Scientific Name

Brassica oleracea


Collards thrive in fertile, well-drained soil with a pH range between 6.0-7.5. Start seeds in seedlings trays 3-4 weeks before the last frost in spring to harvest throughout summer and in August to harvest in fall. Transplant in nutrient-rich soil.


Collards do best when planted in cool, early spring and can be grown in succession with a late summer planting. If  you have a greenhouse and you are in a hardiness zone of 6 and above, you can grow collards through winter by covering the plants with frost cover in unheated conditions. 

Collards love cool weather and can survive light frost when grown with no protection; however, they cannot usually withstand temperatures below 20F. Check The Utopian Ultracross Collard Greens out if you are looking for a cold-hardy selection of collard seeds.


Pick individual leaves based on your preference of size. Collards typically have better flavor after they withstand light frost which transforms the complex carbohydrates in the cell walls of the leaves into sugar molecules.

Culinary Use

Oftentimes cooked with smoked, cured or salted meats such as bacon or ham hocks, collard greens is a traditional vegetable in the American South, specifically celebrated by Black people.
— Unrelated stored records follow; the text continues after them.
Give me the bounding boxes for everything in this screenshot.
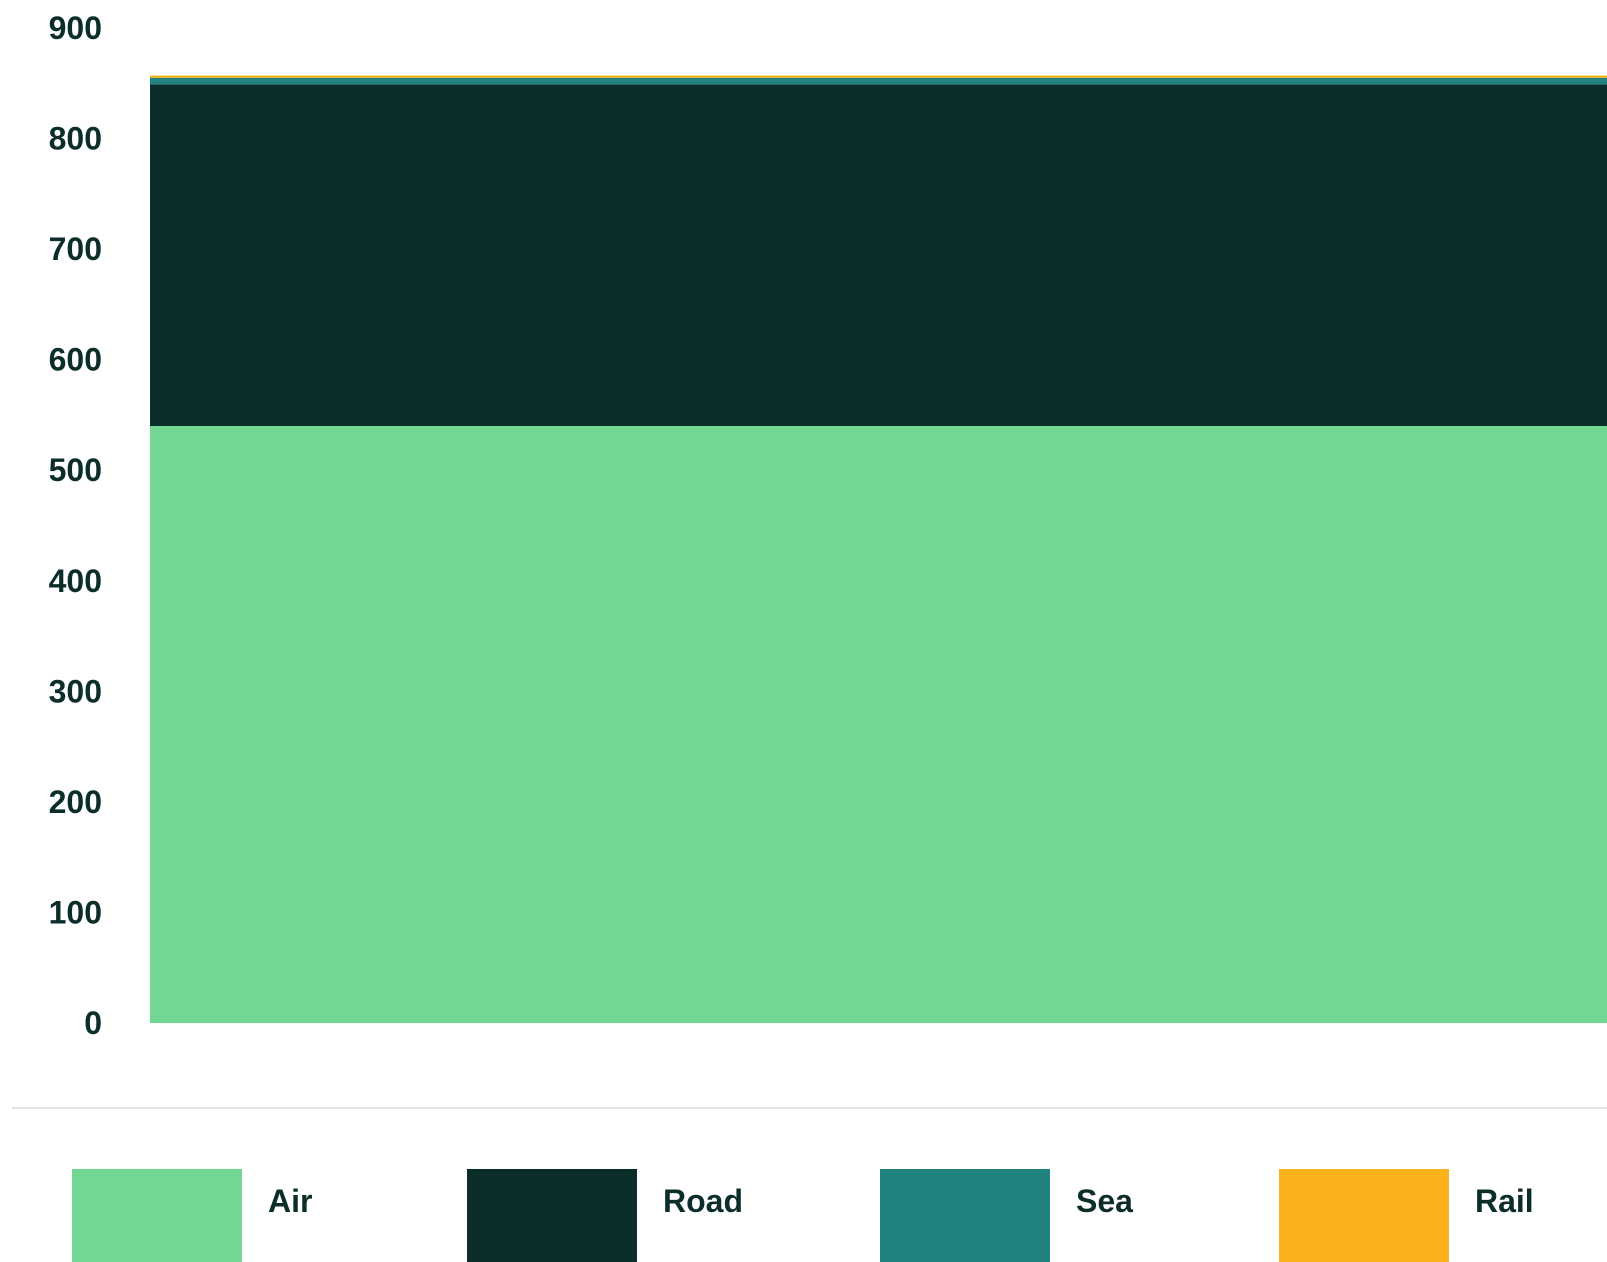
legend-label: Air [268,1183,313,1219]
y-tick-label: 100 [49,894,102,930]
y-tick-label: 700 [49,231,102,267]
y-axis: 0 100 200 300 400 500 600 700 800 900 [49,10,102,1041]
y-tick-label: 800 [49,121,102,157]
y-tick-label: 600 [49,342,102,378]
y-tick-label: 900 [49,10,102,46]
stacked-bar-chart: 0 100 200 300 400 500 600 700 800 900 [49,10,1607,1041]
bar-segment-sea [150,77,1607,85]
bar-segment-road [150,84,1607,426]
legend-label: Rail [1475,1183,1534,1219]
y-tick-label: 400 [49,563,102,599]
legend-swatch [467,1169,637,1262]
legend-label: Road [663,1183,743,1219]
legend-label: Sea [1076,1183,1133,1219]
bar-stack [150,75,1607,1023]
y-tick-label: 200 [49,784,102,820]
bar-segment-air [150,426,1607,1023]
bar-segment-rail [150,75,1607,78]
legend-divider [12,1107,1607,1109]
legend-swatch [72,1169,242,1262]
legend-swatch [1279,1169,1449,1262]
legend: Air Road Sea Rail [0,1169,1607,1262]
y-tick-label: 300 [49,673,102,709]
y-tick-label: 0 [84,1005,102,1041]
legend-swatch [880,1169,1050,1262]
y-tick-label: 500 [49,452,102,488]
Similarly, this plant is traditionally grown and part of the diet of the people of Turkey. 

Seed Saving

Collards are outbreeding plants, their flowers get pollinated by insects, they can easily cross-pollinate with other collard varieties and other members of cole crops (i.e. cabbage, cauliflower, Brussels sprouts, heading and sprouting broccoli, kale, and kohlrabi), and it is recommended to keep 0.5-2.0 mi of isolation distance between different varieties of these crops.